The defining event that makes dbt’s centrality structural rather than cultural: the Fivetran-dbt Labs merger closed in late 2025, creating a combined entity with roughly $600M ARR and 10,000+ customers. George Fraser (Fivetran CEO) leads the combined company; Tristan Handy serves as President. dbt Core remains open source.

This matters because it unifies data movement and data transformation under one roof. Fivetran handles ingestion. dbt handles transformation, testing, documentation, and the semantic layer (via MetricFlow, now Apache 2.0). The combined platform spans from source extraction through metric definition — everything below the BI visualization layer.

The acquisitions that led here are telling:

  • Fivetran acquired Census (May 2025) for reverse ETL — pushing transformed data back to operational tools
  • Fivetran acquired Tobiko Data (September 2025) — the team behind SQLMesh, a dbt alternative, now folded into the dbt ecosystem
  • MetricFlow went Apache 2.0, removing licensing friction for adoption

The combined company now controls the pipeline from source to metric. BI tools that don’t integrate with this stack are swimming against the current.

What “dbt-Native” Actually Means

There’s a spectrum of dbt integration, and the differences matter:

Built on dbt. Lightdash and Evidence treat the dbt project as their source of truth. No parallel definitions. The dbt DAG is the BI tool’s data model. Changes to dbt models automatically update what’s available in the BI layer.

Connected to dbt. Looker, Tableau, and Steep consume metrics from the dbt Semantic Layer API (via JDBC, GraphQL, or REST). They maintain their own modeling and visualization layers but can pull governed metrics from dbt. This is integration, not unification — you still have two systems, but they talk to each other.

Parallel to dbt. Metabase, Preset/Superset, and most legacy tools operate independently. They query the warehouse tables that dbt produces, but they don’t read dbt metadata, don’t consume dbt metrics, and define their own semantic concepts (if any). This works, but it means your metric definitions in dbt and your metric calculations in the BI tool can diverge silently.

The practical question for any team evaluating BI tools: where on this spectrum do you want to be? If you’ve invested in dbt’s modeling layer — naming conventions, documentation, tests, semantic models — choosing a BI tool that ignores all of that work is throwing away value.

The Consolidation Signal

The modern data stack is consolidating around fewer, larger platforms. The Fivetran-dbt merger is the most visible example, but the pattern is broader:

  • Hex acquired Hashboard (May 2025) to add semantic modeling to its notebook interface
  • Omni acquired Explo (September 2025) for embedded analytics
  • ThoughtSpot acquired Mode (July 2023) for code-first analytics
  • Sigma hit $1.5B valuation and $100M ARR, becoming Snowflake’s and Databricks’ BI Partner of the Year

The direction is toward integrated platforms rather than best-of-breed point solutions. And in this consolidation, dbt sits at the center — the transformation and semantic layer that everything else connects to.

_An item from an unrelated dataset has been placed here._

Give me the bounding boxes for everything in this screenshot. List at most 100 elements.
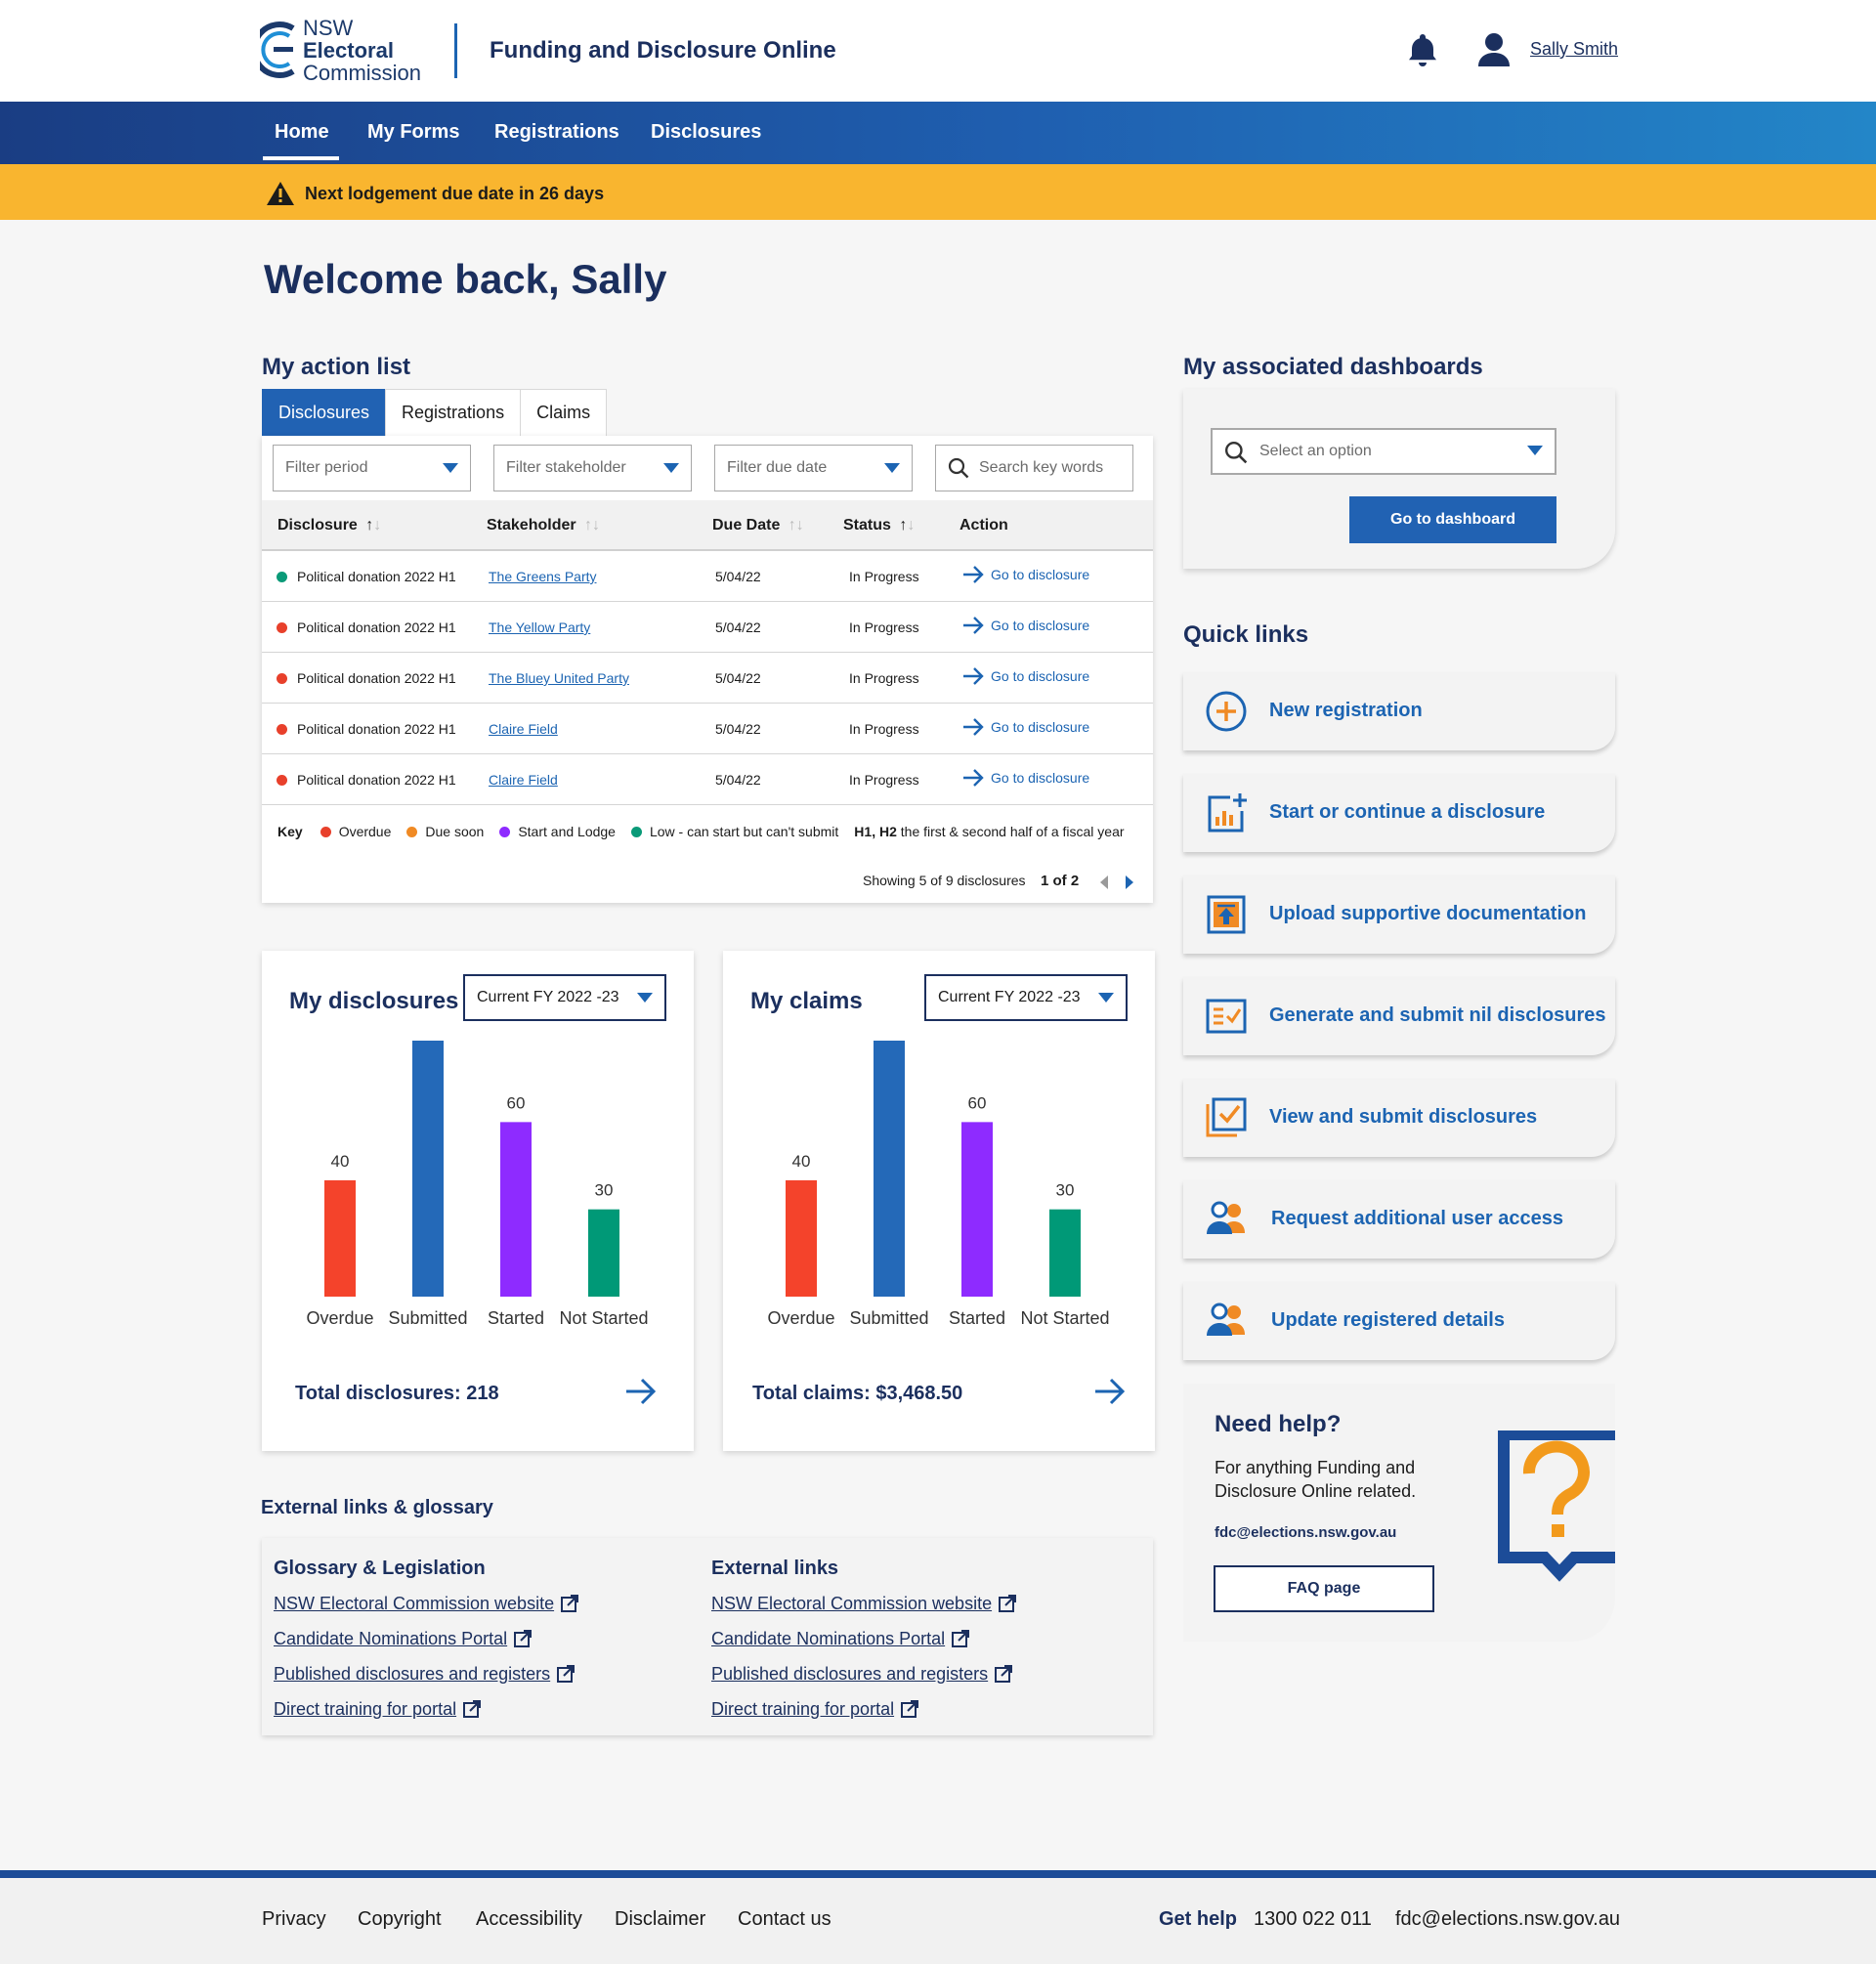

This doesn’t mean you need to go all-in on dbt-native BI. Metabase is still the best choice for teams prioritizing non-technical self-service. Looker’s enterprise governance is still unmatched in maturity. But the architectural gravity is pulling toward dbt as the foundation, and BI tools that resist this pull will increasingly feel like they’re fighting the ecosystem rather than participating in it.

73% of BI implementations fail to deliver ROI in the first year (SR Analytics). The primary failure modes are poor data modeling, missing governance, and unclear metric definitions — problems in the transformation layer, not the visualization layer. A well-structured dbt project with governed metrics and a clean semantic layer reduces these failure modes across BI tool choice.